As market reaction to the Pfizer Covid-19 vaccine announcement faded the GBP/CAD exchange rate recovered its lost ground, benefiting from a loss of risk appetite.
Last Week: Dip in Unemployment Supports Canadian Dollar Demand
A modest dip in the Canadian unemployment rate shored up CAD exchange rates ahead of the weekend, with investors relieved that conditions within the labour market saw improvement.
An end to the uncertainty over the US presidential election and signs of a breakthrough in the development of a Covid-19 vaccine both offered strong support to the Canadian Dollar on Monday.
Oil prices surged by more than 10% in the wake of the initial Pfizer announcement, helping to push the commodity-correlated Canadian Dollar sharply higher.
While the Bank of England (BoE) failed to make fresh mention of negative interest rates at its November policy meeting this only gave the GBP/CAD exchange rate a limited boost in the short term.
Three Things to Watch out for This Week
1. UK Balance of Trade
Worries over the outlook of the UK economy could see a resurgence on Thursday with the release of September’s trade balance data.
If the trade balance falls into a state of deficit as anticipated this would leave the Pound vulnerable to renewed selling pressure, given existing doubts over the UK’s trade outlook.
2. UK Gross Domestic Product
However, a greater source of volatility is likely in store for the GBP/CAD exchange rate on the back of the third quarter UK gross domestic product report.
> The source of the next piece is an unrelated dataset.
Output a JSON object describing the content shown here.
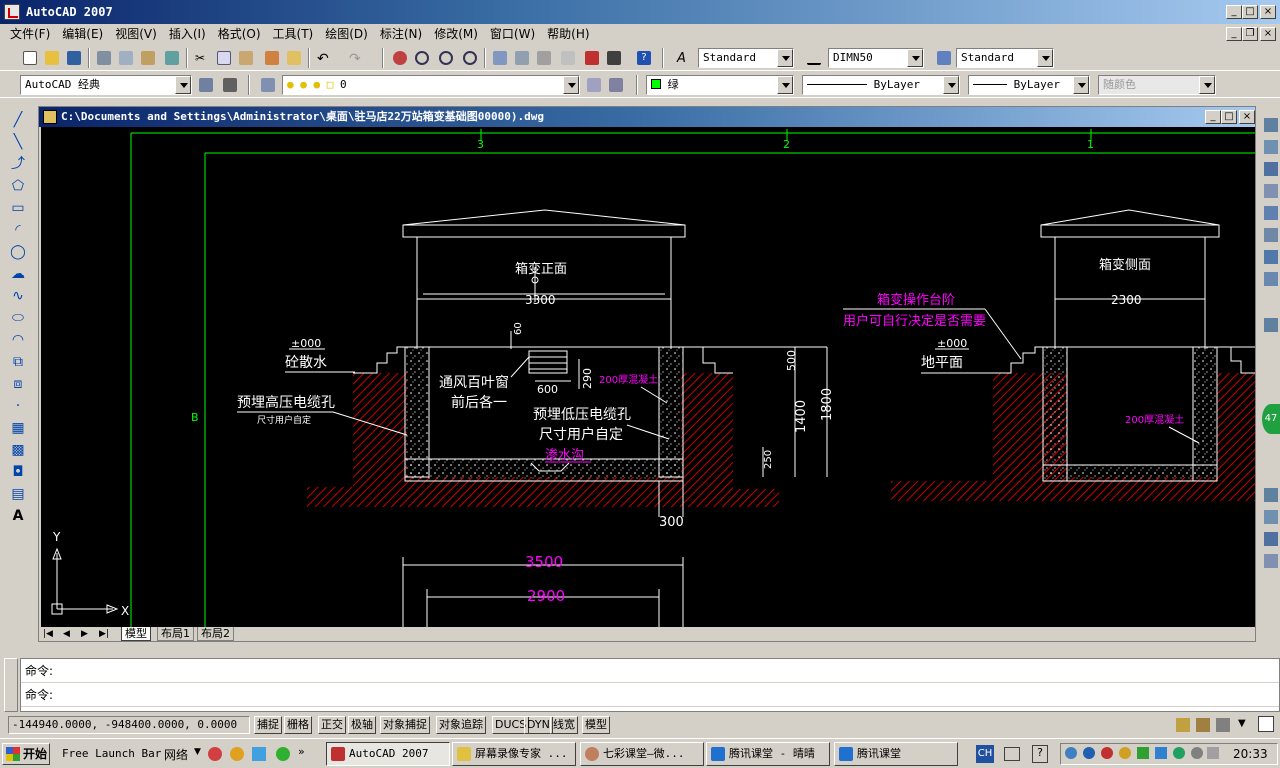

Confirmation that the economy delivered a solid rebound in the third quarter may offer some encouragement to the Pound, even though fears of a potential double-dip recession remain.
3. Market Risk Sentiment
With no fresh Canadian data releases on the horizon CAD exchange rates could struggle to find any particular momentum in the days ahead.
Even so, as long as markets gain fresh energy from hopes of a potential end in sight to the Covid-19 pandemic and a greater global economic recovery this may limit the risk of Canadian Dollar losses.
Evidence of resilience within the UK economy may encourage the GBP/CAD exchange rate to recover further ground, in spite of lingering doubts over the fourth quarter growth outlook.